Ascolto selettivo: il nostro filtro del rumore
Vi è mai capitato di essere in un ambiente molto affollato e rumoroso, e di essere riusciti ugualmente a distinguere la voce del vostro interlocutore in mezzo al frastuono? Ebbene, se ci siete riusciti è grazie a una particolare capacità del nostro cervello di praticare un ascolto selettivo, il cosiddetto effetto cocktail party.
Questo è il nome che i ricercatori del MIT (Massachussets Institute of Techology) e dell’Università del Suessex hanno dato al fenomeno dell’udito selettivo. Dalla loro ricerca è emerso infatti che, anche se le nostre orecchie percepiscono tutti i rumori provenienti dall’ambiente, non tutti vengono uditi. Merito dell’ascolto selettivo.
1Come funziona l’udito selettivo
Ciò che permette al nostro orecchio di filtrare i suoni è una sottile membrana presente nell’orecchio interno, chiamata membrana tettoriale. Questa membrana è dotata di pori di dimensioni infinitesimali, e sono proprio quelli a fare da filtro. Lasciano passare i suoni ritenuti importanti, come ad esempio la voce nota di un amico, e bloccano tutti gli altri.
Tuttavia, la scoperta più sorprendente che i ricercatori hanno fatto è che l’azione di filtro operata dalla membrana tettoriale è involontaria. Non siamo infatti noi a decidere quali suono lasciar passare e quali no: la membrana reagisce infatti alle frequenze. Quello che è generalmente considerato rumore viaggia su frequenze compresa tra i 1.000 e i 10.000 Hz, mentre il parlato ha una frequenza compresa tra i 2.000 e i 4.000 Hz. Ecco perché, grazie all’ascolto selettivo (o effetto cocktail party), possiamo distinguere le parole di un amico durante una festa.
Ulteriori approfondimenti e ricerche accademiche sull’effetto cocktail party sono auspicabili, in quanto questa capacità del nostro cervello di selezionare i suoni percepiti in modo involontario potrebbe avere utili applicazioni nello sviluppo di tecnologie di riconoscimento vocale più sofisticate di quelle attualmente in uso sui nostri dispositivi.
Lo studio dell’Università della California
Oltre alle applicazioni pratiche, la conoscenza dell’ascolto selettivo è importantissima anche per lo studio dell’autismo, dei deficit di attenzione e di apprendimento del linguaggio e anche di alcune forme di ipoacusia.
Alcune zone cerebrali connesse all’elaborazione del suono e alla comprensione del linguaggio si attivano quando riconoscono una voce su cui abbiamo scelto di focalizzare la nostra attenzione. In altre parole, anche se le nostre orecchie percepiscono tutti i rumori provenienti dall’ambiente, questi ultimi iniziano a distribuirsi in differenti aree cerebrali prima di arrivare alla corteccia uditiva. Solo alcuni, infatti, raggiungono le regioni coinvolte nel controllo dell’attenzione e nell’elaborazione del linguaggio.

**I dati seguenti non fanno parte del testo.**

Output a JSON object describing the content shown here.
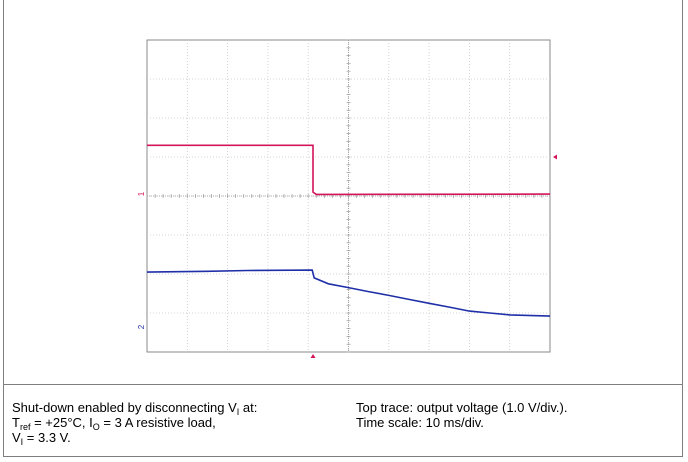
{
  "chart_data": {
    "type": "line",
    "title": "",
    "xlabel": "",
    "ylabel": "",
    "divisions": {
      "x": 10,
      "y": 8
    },
    "xlim": [
      0,
      10
    ],
    "ylim": [
      0,
      8
    ],
    "grid": true,
    "series": [
      {
        "channel_marker": "1",
        "color": "#d4145a",
        "points": [
          [
            0,
            5.3
          ],
          [
            4.12,
            5.3
          ],
          [
            4.12,
            4.1
          ],
          [
            4.2,
            4.04
          ],
          [
            10,
            4.05
          ]
        ]
      },
      {
        "channel_marker": "2",
        "color": "#1f2fa8",
        "points": [
          [
            0,
            2.05
          ],
          [
            1.5,
            2.07
          ],
          [
            2.5,
            2.09
          ],
          [
            4.1,
            2.1
          ],
          [
            4.15,
            1.9
          ],
          [
            4.5,
            1.75
          ],
          [
            5.0,
            1.65
          ],
          [
            5.5,
            1.55
          ],
          [
            6.0,
            1.45
          ],
          [
            6.5,
            1.35
          ],
          [
            7.0,
            1.25
          ],
          [
            7.5,
            1.15
          ],
          [
            8.0,
            1.05
          ],
          [
            8.5,
            1.0
          ],
          [
            9.0,
            0.95
          ],
          [
            10,
            0.92
          ]
        ]
      }
    ],
    "trigger_marker_color": "#d4145a"
  },
  "caption": {
    "left": {
      "line1_text": "Shut-down enabled by disconnecting V",
      "line1_sub": "I",
      "line1_end": " at:",
      "line2_t": "T",
      "line2_tsub": "ref",
      "line2_mid": "  = +25°C, I",
      "line2_osub": "O",
      "line2_end": " = 3 A resistive load,",
      "line3_v": "V",
      "line3_vsub": "I",
      "line3_end": "  = 3.3 V."
    },
    "right": {
      "line1": "Top trace: output voltage (1.0 V/div.).",
      "line2": "Time scale: 10 ms/div."
    }
  }
}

A dimostrarlo, uno studio condotto dall’Università della California. Ad alcuni pazienti è stato chiesto di ascoltare contemporaneamente due registrazioni e di focalizzare la propria attenzione su uno soltanto di essi. I dati hanno riportato che alla corteccia uditiva non primaria sono giunti soltanto i suoni della voce su cui i pazienti si erano concentrati. Al contrario, dell’altra voce non vi era traccia.
Ciò significa la corteccia primaria registra tutti i suoni ma, grazie all’ascolto selettivo, solo alcuni di essi, quelli che riteniamo più importanti, arrivano alla corteccia non primaria, che ha il compito di analizzarli e inviarli al cervello.

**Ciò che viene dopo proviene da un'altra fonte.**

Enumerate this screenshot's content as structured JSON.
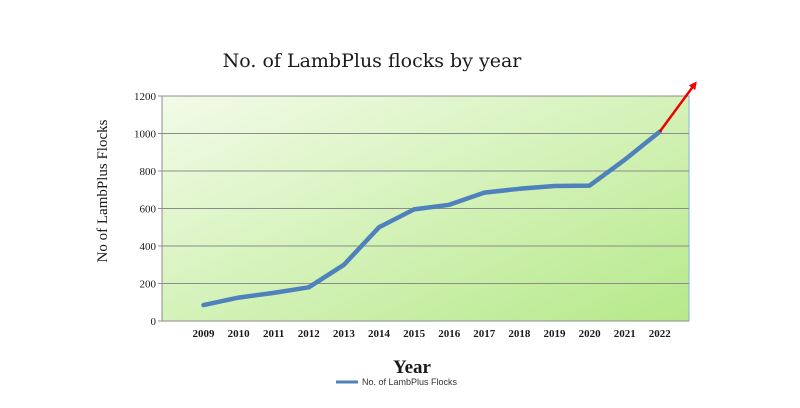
{
  "chart_data": {
    "type": "line",
    "title": "No. of LambPlus flocks by year",
    "xlabel": "Year",
    "ylabel": "No of LambPlus Flocks",
    "categories": [
      "2009",
      "2010",
      "2011",
      "2012",
      "2013",
      "2014",
      "2015",
      "2016",
      "2017",
      "2018",
      "2019",
      "2020",
      "2021",
      "2022"
    ],
    "series": [
      {
        "name": "No. of LambPlus Flocks",
        "values": [
          85,
          125,
          150,
          180,
          300,
          500,
          595,
          620,
          685,
          705,
          720,
          722,
          860,
          1010
        ],
        "color": "#4f81bd"
      }
    ],
    "ylim": [
      0,
      1200
    ],
    "yticks": [
      0,
      200,
      400,
      600,
      800,
      1000,
      1200
    ],
    "grid": true,
    "legend": "bottom",
    "plot_background": [
      "#f2fbe8",
      "#b6e98a"
    ],
    "trend_arrow": {
      "from": {
        "x": "2022",
        "y": 1010
      },
      "to_y": 1265,
      "color": "#ee0000"
    }
  }
}
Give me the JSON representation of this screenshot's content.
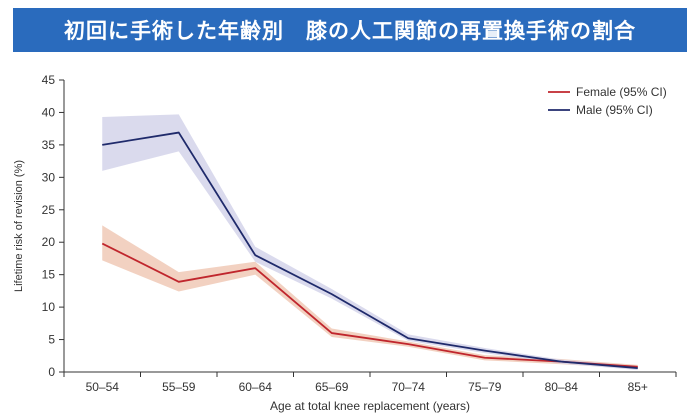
{
  "header": {
    "title": "初回に手術した年齢別　膝の人工関節の再置換手術の割合"
  },
  "colors": {
    "female": "#c0262d",
    "female_band": "#f0c9b6",
    "male": "#1f2a6b",
    "male_band": "#d4d3ea",
    "title_bg": "#2a6bbd"
  },
  "chart_data": {
    "type": "line",
    "title": "初回に手術した年齢別　膝の人工関節の再置換手術の割合",
    "xlabel": "Age at total knee replacement (years)",
    "ylabel": "Lifetime risk of revision (%)",
    "ylim": [
      0,
      45
    ],
    "yticks": [
      0,
      5,
      10,
      15,
      20,
      25,
      30,
      35,
      40,
      45
    ],
    "categories": [
      "50–54",
      "55–59",
      "60–64",
      "65–69",
      "70–74",
      "75–79",
      "80–84",
      "85+"
    ],
    "legend_position": "top-right",
    "series": [
      {
        "name": "Female (95% CI)",
        "values": [
          19.8,
          13.9,
          16.0,
          6.0,
          4.3,
          2.2,
          1.6,
          0.8
        ],
        "ci_low": [
          17.2,
          12.4,
          15.0,
          5.4,
          3.9,
          1.8,
          1.2,
          0.5
        ],
        "ci_high": [
          22.6,
          15.4,
          17.0,
          6.7,
          4.7,
          2.6,
          2.0,
          1.1
        ]
      },
      {
        "name": "Male (95% CI)",
        "values": [
          35.0,
          36.9,
          18.0,
          12.0,
          5.2,
          3.3,
          1.6,
          0.6
        ],
        "ci_low": [
          31.0,
          34.0,
          17.0,
          11.3,
          4.8,
          2.9,
          1.3,
          0.3
        ],
        "ci_high": [
          39.3,
          39.7,
          19.3,
          12.8,
          5.8,
          3.7,
          1.9,
          0.9
        ]
      }
    ]
  }
}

Ascolto selettivo o perdita dell’udito?
Occorre precisare, però, che l’ascolto selettivo non è una dote permanente nell’essere umano: con gli anni la nostra capacità di concentrazione sui suoni che ci interessano tende a indebolirsi. Questo il motivo per cui, per gli anziani, lo sforzo di un ascolto selettivo all’interno di ambienti particolarmente rumorosi è maggiore.
Non si tratta, in realtà, di un abbassamento dell’udito, quanto piuttosto di una diminuzione delle capacità di attenzione; esistono, non a caso, degli esercizi cognitivi sviluppati proprio allo scopo di ritardare questo processo.

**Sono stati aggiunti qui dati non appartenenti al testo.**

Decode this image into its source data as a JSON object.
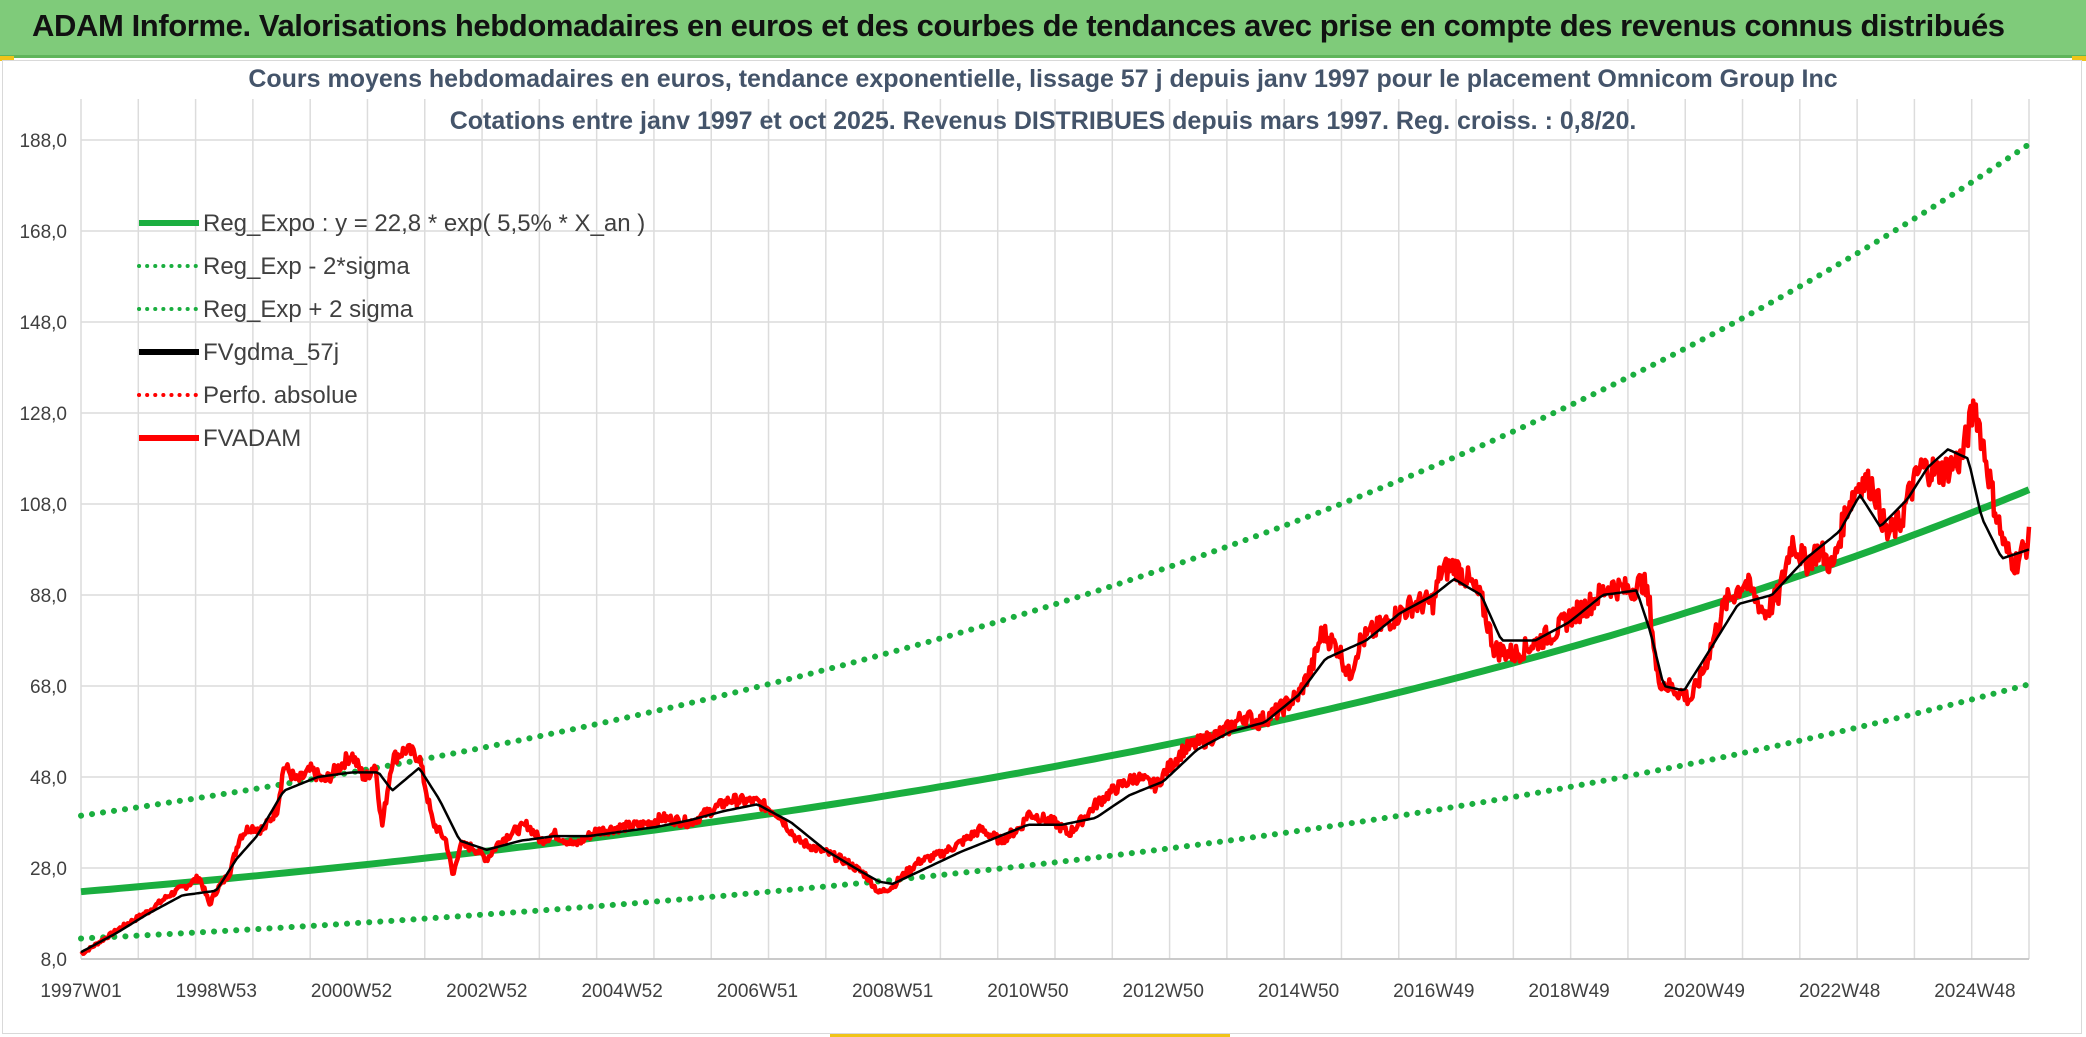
{
  "header": {
    "title": "ADAM Informe. Valorisations hebdomadaires en euros et des courbes de tendances avec prise en compte des revenus connus distribués"
  },
  "colors": {
    "green": "#1aae3f",
    "red": "#ff0000",
    "black": "#000000",
    "grid": "#dcdcdc",
    "header_bg": "#7fcb7a"
  },
  "chart_data": {
    "type": "line",
    "title": "Cours moyens hebdomadaires en euros, tendance exponentielle, lissage 57 j depuis janv 1997 pour le placement Omnicom Group Inc",
    "subtitle": "Cotations entre janv 1997 et oct 2025. Revenus DISTRIBUES depuis mars 1997. Reg. croiss. : 0,8/20.",
    "xlabel": "",
    "ylabel": "",
    "x_range": [
      1997.0,
      2025.8
    ],
    "ylim": [
      8.0,
      197.0
    ],
    "y_ticks": [
      "8,0",
      "28,0",
      "48,0",
      "68,0",
      "88,0",
      "108,0",
      "128,0",
      "148,0",
      "168,0",
      "188,0"
    ],
    "y_tick_values": [
      8,
      28,
      48,
      68,
      88,
      108,
      128,
      148,
      168,
      188
    ],
    "x_ticks": [
      {
        "label": "1997W01",
        "x": 1997.0
      },
      {
        "label": "1998W53",
        "x": 1999.0
      },
      {
        "label": "2000W52",
        "x": 2001.0
      },
      {
        "label": "2002W52",
        "x": 2003.0
      },
      {
        "label": "2004W52",
        "x": 2005.0
      },
      {
        "label": "2006W51",
        "x": 2007.0
      },
      {
        "label": "2008W51",
        "x": 2009.0
      },
      {
        "label": "2010W50",
        "x": 2011.0
      },
      {
        "label": "2012W50",
        "x": 2013.0
      },
      {
        "label": "2014W50",
        "x": 2015.0
      },
      {
        "label": "2016W49",
        "x": 2017.0
      },
      {
        "label": "2018W49",
        "x": 2019.0
      },
      {
        "label": "2020W49",
        "x": 2021.0
      },
      {
        "label": "2022W48",
        "x": 2023.0
      },
      {
        "label": "2024W48",
        "x": 2025.0
      }
    ],
    "legend": [
      {
        "label": "Reg_Expo : y = 22,8 * exp( 5,5% *  X_an )",
        "color": "#1aae3f",
        "style": "solid"
      },
      {
        "label": "Reg_Exp - 2*sigma",
        "color": "#1aae3f",
        "style": "dotted"
      },
      {
        "label": "Reg_Exp + 2 sigma",
        "color": "#1aae3f",
        "style": "dotted"
      },
      {
        "label": "FVgdma_57j",
        "color": "#000000",
        "style": "solid"
      },
      {
        "label": "Perfo. absolue",
        "color": "#ff0000",
        "style": "dotted"
      },
      {
        "label": "FVADAM",
        "color": "#ff0000",
        "style": "solid"
      }
    ],
    "legend_placement": "top-left",
    "series": [
      {
        "name": "Reg_Expo",
        "style": "solid",
        "a": 22.8,
        "rate": 0.055
      },
      {
        "name": "Reg_Exp - 2*sigma",
        "style": "dotted",
        "a": 12.5,
        "rate": 0.059
      },
      {
        "name": "Reg_Exp + 2 sigma",
        "style": "dotted",
        "a": 39.5,
        "rate": 0.054
      },
      {
        "name": "FVADAM",
        "style": "solid",
        "x": [
          1997.0,
          1997.3,
          1997.6,
          1998.0,
          1998.3,
          1998.6,
          1998.75,
          1998.9,
          1999.0,
          1999.2,
          1999.35,
          1999.5,
          1999.7,
          1999.9,
          2000.0,
          2000.2,
          2000.4,
          2000.6,
          2000.8,
          2001.0,
          2001.2,
          2001.35,
          2001.45,
          2001.6,
          2001.8,
          2002.0,
          2002.2,
          2002.4,
          2002.5,
          2002.6,
          2002.8,
          2003.0,
          2003.2,
          2003.4,
          2003.6,
          2003.8,
          2004.0,
          2004.3,
          2004.6,
          2005.0,
          2005.3,
          2005.6,
          2006.0,
          2006.3,
          2006.6,
          2007.0,
          2007.3,
          2007.6,
          2008.0,
          2008.3,
          2008.6,
          2008.8,
          2009.0,
          2009.2,
          2009.4,
          2009.7,
          2010.0,
          2010.3,
          2010.6,
          2010.9,
          2011.0,
          2011.2,
          2011.4,
          2011.6,
          2011.8,
          2012.0,
          2012.3,
          2012.6,
          2012.9,
          2013.0,
          2013.3,
          2013.6,
          2013.9,
          2014.2,
          2014.4,
          2014.7,
          2015.0,
          2015.2,
          2015.35,
          2015.6,
          2015.75,
          2015.9,
          2016.1,
          2016.4,
          2016.7,
          2017.0,
          2017.1,
          2017.3,
          2017.5,
          2017.7,
          2017.9,
          2018.2,
          2018.5,
          2018.8,
          2019.0,
          2019.3,
          2019.6,
          2019.9,
          2020.1,
          2020.2,
          2020.3,
          2020.45,
          2020.6,
          2020.8,
          2021.0,
          2021.3,
          2021.6,
          2021.9,
          2022.1,
          2022.3,
          2022.5,
          2022.7,
          2022.9,
          2023.1,
          2023.3,
          2023.5,
          2023.7,
          2023.9,
          2024.0,
          2024.2,
          2024.5,
          2024.8,
          2025.0,
          2025.15,
          2025.3,
          2025.45,
          2025.6,
          2025.8
        ],
        "values": [
          9.0,
          12.0,
          15.0,
          18.5,
          22.0,
          24.5,
          26.0,
          20.0,
          23.0,
          27.0,
          35.0,
          37.0,
          36.5,
          41.0,
          50.5,
          47.0,
          49.5,
          47.0,
          50.0,
          53.0,
          47.5,
          51.0,
          37.0,
          52.0,
          54.0,
          52.5,
          38.0,
          34.0,
          26.0,
          33.0,
          32.5,
          30.0,
          34.0,
          36.0,
          37.5,
          34.0,
          35.5,
          33.0,
          36.0,
          37.0,
          37.5,
          39.0,
          38.0,
          40.5,
          43.0,
          42.5,
          40.0,
          34.0,
          31.5,
          29.5,
          26.5,
          22.5,
          24.0,
          27.0,
          29.5,
          31.0,
          33.5,
          36.5,
          34.0,
          37.0,
          40.0,
          39.0,
          38.0,
          35.5,
          38.5,
          42.0,
          45.5,
          48.0,
          46.0,
          48.5,
          54.0,
          56.0,
          58.0,
          61.5,
          60.0,
          62.5,
          66.0,
          72.0,
          80.0,
          76.0,
          70.0,
          77.5,
          80.0,
          83.0,
          86.0,
          86.5,
          93.0,
          94.5,
          91.5,
          87.0,
          76.0,
          75.0,
          77.5,
          80.0,
          83.0,
          86.0,
          90.0,
          89.0,
          91.0,
          85.0,
          70.0,
          68.0,
          67.0,
          65.0,
          72.0,
          86.0,
          91.0,
          84.0,
          88.0,
          100.0,
          95.0,
          98.0,
          94.0,
          107.0,
          113.0,
          112.0,
          101.0,
          104.0,
          109.0,
          116.0,
          115.0,
          118.0,
          130.0,
          119.0,
          107.0,
          98.0,
          95.0,
          100.0
        ]
      },
      {
        "name": "FVgdma_57j",
        "style": "solid",
        "x": [
          1997.0,
          1997.5,
          1998.0,
          1998.5,
          1999.0,
          1999.3,
          1999.6,
          2000.0,
          2000.5,
          2001.0,
          2001.4,
          2001.6,
          2002.0,
          2002.3,
          2002.6,
          2003.0,
          2003.5,
          2004.0,
          2004.5,
          2005.0,
          2005.5,
          2006.0,
          2006.5,
          2007.0,
          2007.5,
          2008.0,
          2008.5,
          2008.8,
          2009.0,
          2009.5,
          2010.0,
          2010.5,
          2011.0,
          2011.5,
          2012.0,
          2012.5,
          2013.0,
          2013.5,
          2014.0,
          2014.5,
          2015.0,
          2015.4,
          2015.7,
          2016.0,
          2016.5,
          2017.0,
          2017.3,
          2017.7,
          2018.0,
          2018.5,
          2019.0,
          2019.5,
          2020.0,
          2020.2,
          2020.4,
          2020.7,
          2021.0,
          2021.5,
          2022.0,
          2022.5,
          2023.0,
          2023.3,
          2023.6,
          2024.0,
          2024.3,
          2024.6,
          2024.9,
          2025.1,
          2025.4,
          2025.8
        ],
        "values": [
          9.5,
          13.5,
          18.0,
          22.0,
          23.0,
          30.0,
          35.0,
          45.0,
          48.0,
          49.0,
          49.0,
          45.0,
          50.0,
          43.0,
          34.0,
          32.0,
          34.0,
          35.0,
          35.0,
          36.0,
          37.0,
          38.5,
          40.5,
          42.0,
          38.0,
          32.0,
          27.5,
          25.0,
          24.5,
          28.0,
          31.5,
          34.5,
          37.5,
          37.5,
          39.0,
          44.0,
          47.0,
          54.0,
          58.0,
          60.0,
          66.0,
          74.0,
          76.0,
          78.0,
          84.0,
          88.0,
          91.5,
          88.0,
          78.0,
          78.0,
          82.0,
          88.0,
          89.0,
          80.0,
          68.0,
          67.0,
          74.0,
          86.0,
          88.0,
          96.0,
          102.0,
          110.0,
          103.0,
          109.0,
          116.0,
          120.0,
          118.0,
          105.0,
          96.0,
          98.0
        ]
      }
    ]
  }
}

Può capitare invece di avere difficoltà a distinguere la voce di un amico anche quando non si è in ambienti rumorosi. In questo caso, non si tratta di problemi legati all’ascolto selettivo, quanto all’ipoacusia. Un controllo uditivo potrebbe essere la scelta migliore per approfondire quale possa essere l’effettiva problematica.